Otros estudios confirman lo beneficioso que es el ejercicio: en un ensayo clínico, de 12 meses de duración, las participantes, ancianas entre 65 y 70 años, fueron divididas en tres grupos. Las de los dos primeros realizaron ejercicios de resistencia de piernas una o dos veces a la semana. Las del tercero tan sólo ejecutaron gimnasia de tonificación y equilibrio. Los investigadores midieron las facultades cognitivas de todas ellas al comienzo del estudio, al cabo de seis meses y transcurrido un año.

Las mujeres que hicieron pesas mejoraron su destreza mental en dos aspectos: la resolución de conflictos y la atención selectiva (habilidad para responder a las cuestiones esenciales de una tarea o situación y pasar por alto aquéllas que son irrelevantes). En el plano físico, se observó un efecto positivo en la función muscular y en la velocidad durante la marcha, que está muy relacionada con el riesgo de caídas y discapacidad. Por otra parte, hay estudios que demuestran que ser capaz de caminar a buen ritmo está íntimamente relacionado con las funciones cognitivas.

Esto demuestra que arrumbar a los ancianos en residencias poco equipadas es un error muy caro. Las residencias públicas deben tener gimnasios adecuados, y procurar que los internos los utilicen. En cuanto a las privadas, si no cuentan con un gimnasio apropiado, no digo que se las debe obligar a tenerlo, pero sí que se les debe financiar en condiciones muy ventajosas.
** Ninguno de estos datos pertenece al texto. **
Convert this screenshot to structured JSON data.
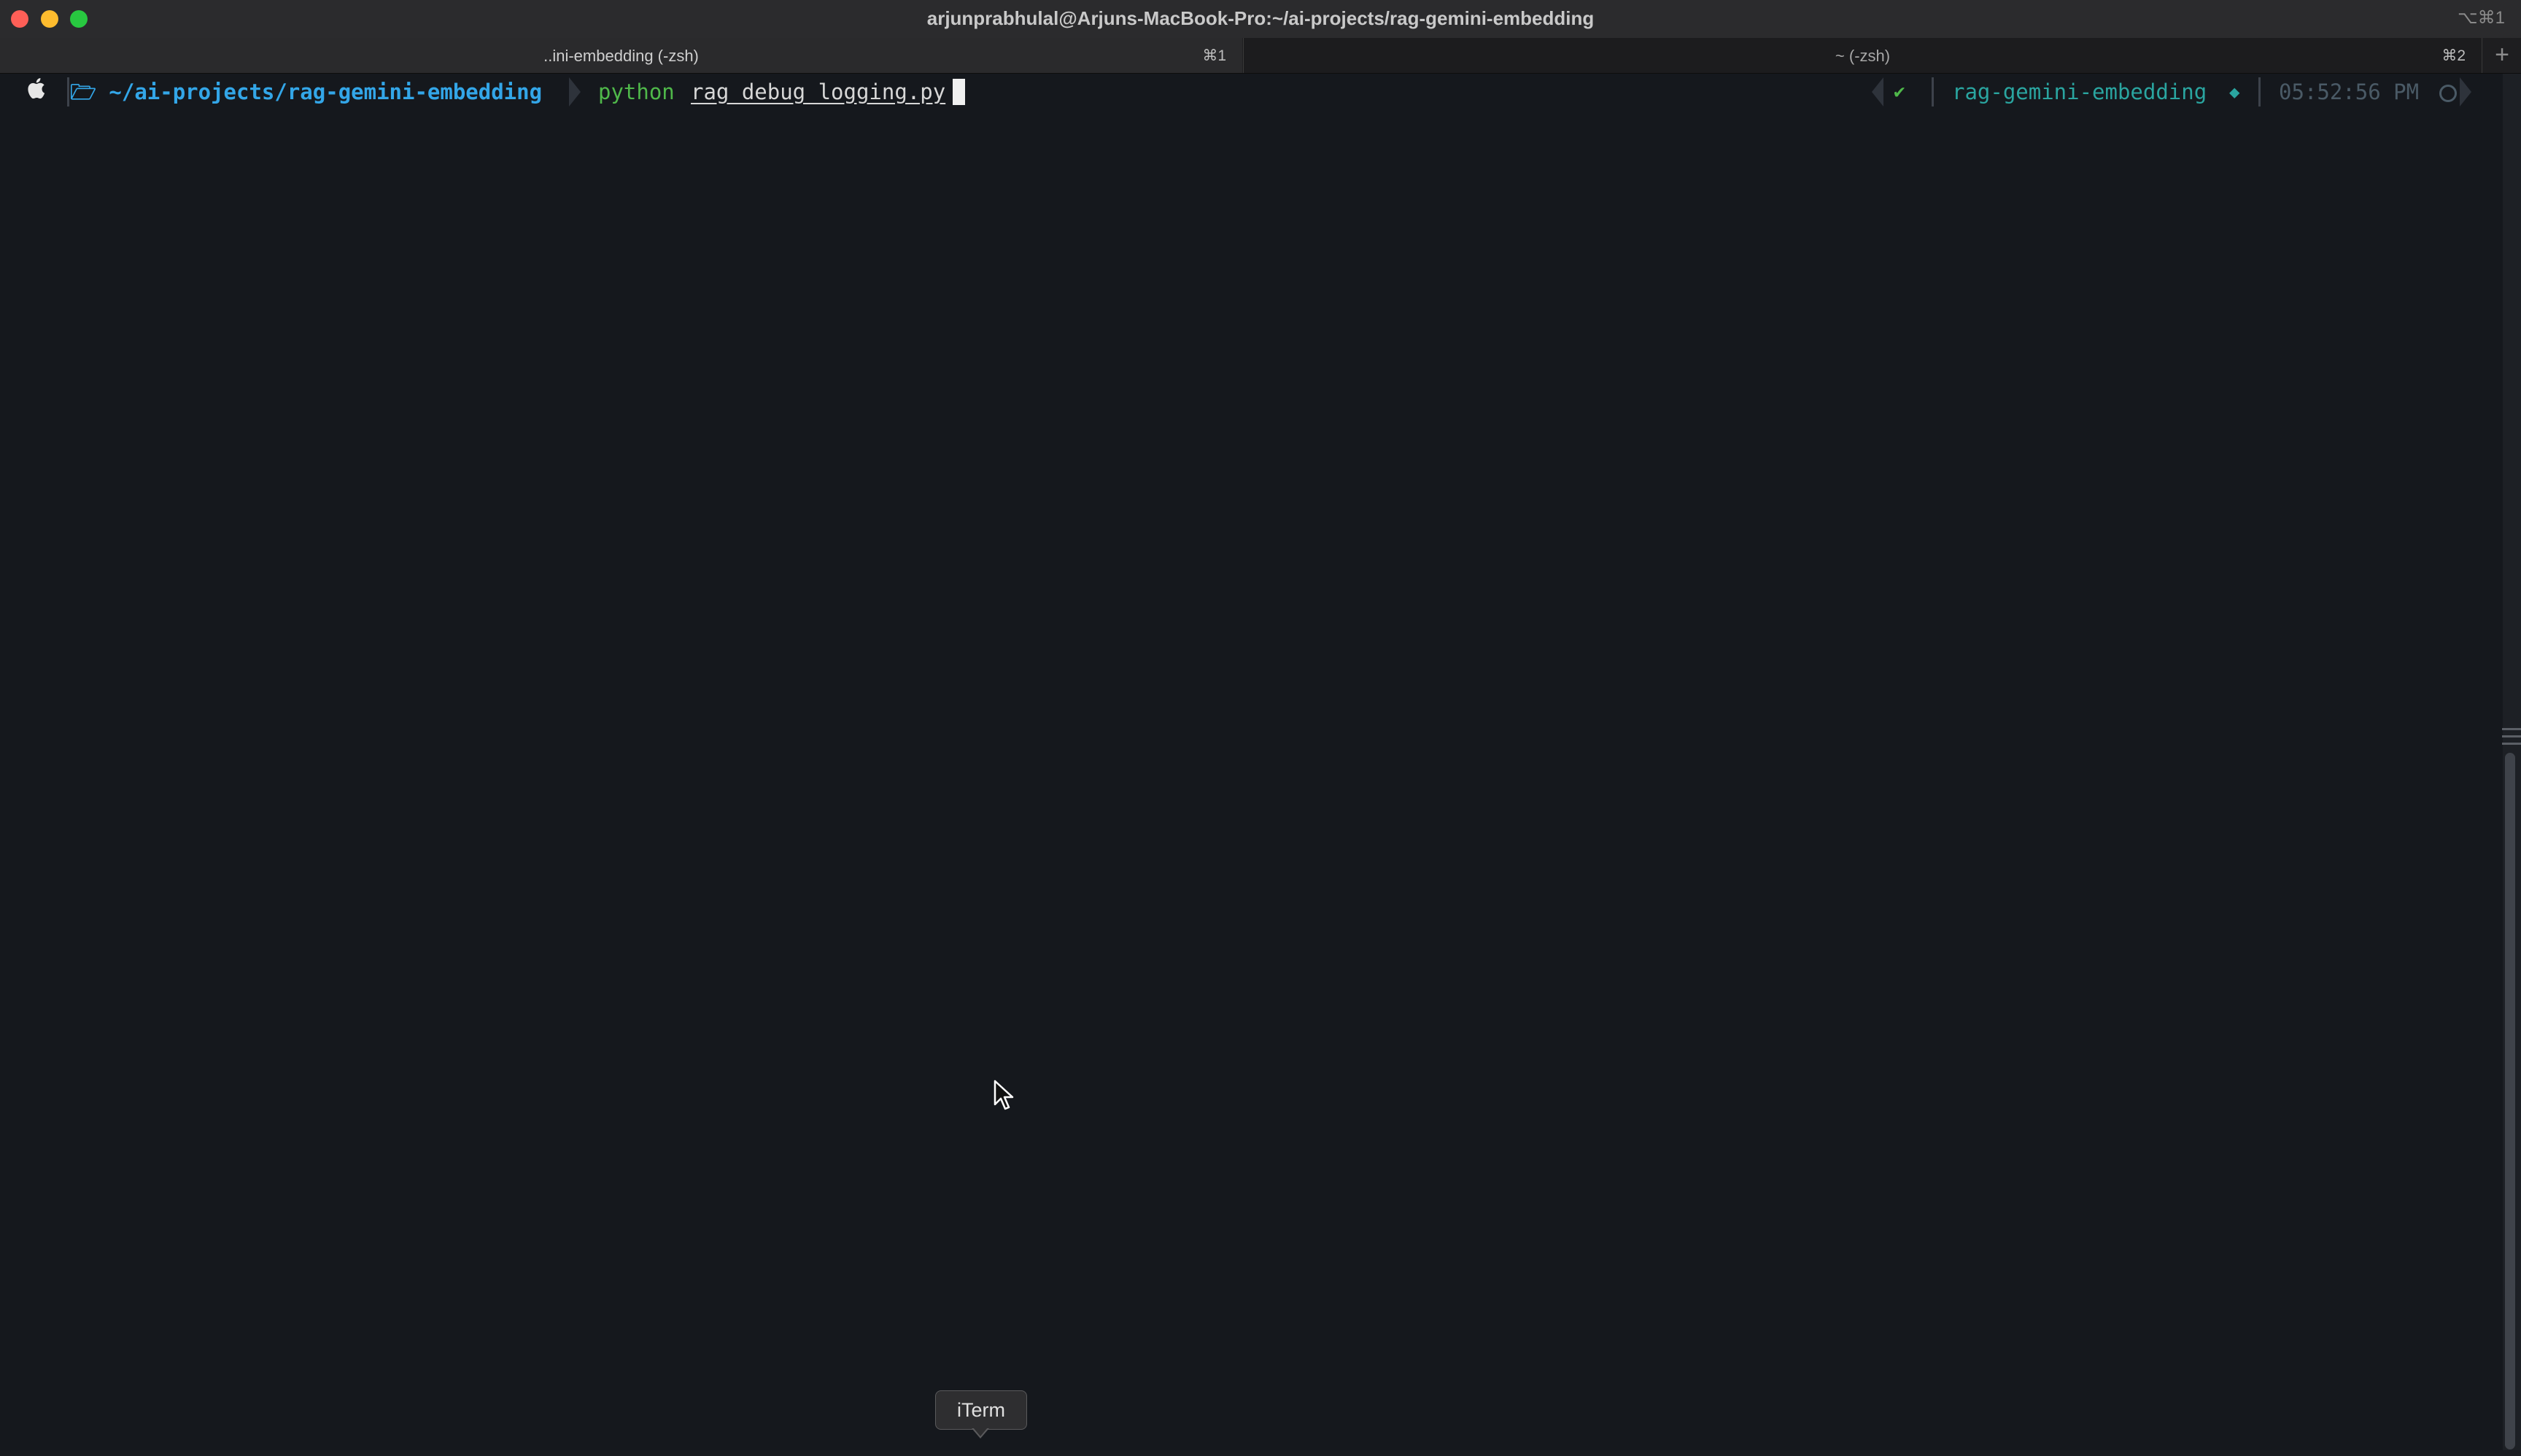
{
  "window": {
    "title": "arjunprabhulal@Arjuns-MacBook-Pro:~/ai-projects/rag-gemini-embedding",
    "title_shortcut": "⌥⌘1"
  },
  "tabs": [
    {
      "label": "..ini-embedding (-zsh)",
      "shortcut": "⌘1",
      "active": true
    },
    {
      "label": "~ (-zsh)",
      "shortcut": "⌘2",
      "active": false
    }
  ],
  "new_tab_label": "+",
  "prompt": {
    "os_icon": "apple-icon",
    "directory": "🗁 ~/ai-projects/rag-gemini-embedding",
    "command": "python",
    "argument": "rag_debug_logging.py"
  },
  "right_prompt": {
    "status": "✔",
    "env": "rag-gemini-embedding",
    "env_icon": "diamond-icon",
    "time": "05:52:56 PM",
    "time_icon": "clock-icon"
  },
  "tooltip": {
    "text": "iTerm"
  },
  "colors": {
    "directory": "#33a6e8",
    "command": "#4fb84a",
    "env": "#2aa5a0",
    "time": "#4a5a66",
    "background": "#15181d"
  }
}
Siempre saldrá más barato que atender las enfermedades que en los ancianos producirá la falta de ejercicio.

Y por supuesto hay que llevar a cabo una campaña de concienciación entre la población mayor, tanto la internada como la, afortunadamente mayoritaria, que todavía vive en sus casas (que es lo más deseable). El médico de cabecera debe preguntar al anciano por el ejercicio que hace y, si no lo practica, animarlo a que lo haga y ofrecerle posibilidades.

Deben existir suficientes polideportivos y las personas mayores de 60 años deben disfrutar de una entrada gratis al mes (para piscina, tenis, pádel, musculación…) y descuento en otras dos. Hay que fomentar que los ancianos hagan un deporte adecuado compitiendo entre ellos (por ejemplo, pimpón, natación, danza…) por categorías (60 a 70 años, 70 a 80, más de 80…).

Be Sociable, Share!

1 comentario Dejar comentario

  1. Anonymous #

    También se puede implantar un sistema de pequeñas bonificaciones a los pensionistas. Por ejemplo, 2 euros al mes por no fumar, otros 2 por no beber, 2 por mantenerse en la banda de peso adecuada y 2 más por estar en forma. Quien quisiera recibir las bonificaciones tendría que acudir anualmente a un chequeo donde se verificarían. La verificación del peso es sencilla: está dentro de la banda si el índice de masa corporal es mayor de 18,5 y menor de 25.Verificar que una persona está en forma es más complejo, pero se podría dar la bonificación a quien tras 10 minutos de pedalear a ritmo normal en la bicicleta estática no superara los 110 latidos por minuto.No sé si existen pruebas fiables y baratas para determinar si una persona fuma o bebe. De existir, se podrían considerar estas bonificaciones. En otro caso se tendrían que desechar.A cada pensionista tendría que examinarlo siempre una persona y un centro distintos de los del año anterior, para dificultar fraudes.El programa no tendría que verse como un complemento a la pensión (de esa forma alguien podría entender que genera derechos adquiridos), sino como una recompensa, temporal mientras dure el programa, por estar en determinadas condiciones físicas. Convendría ensayar ésta y otras soluciones en pequeños grupos de pensionistas durante un tiempo prolongado, digamos 10 años, para ver cuál produce mejores resultados.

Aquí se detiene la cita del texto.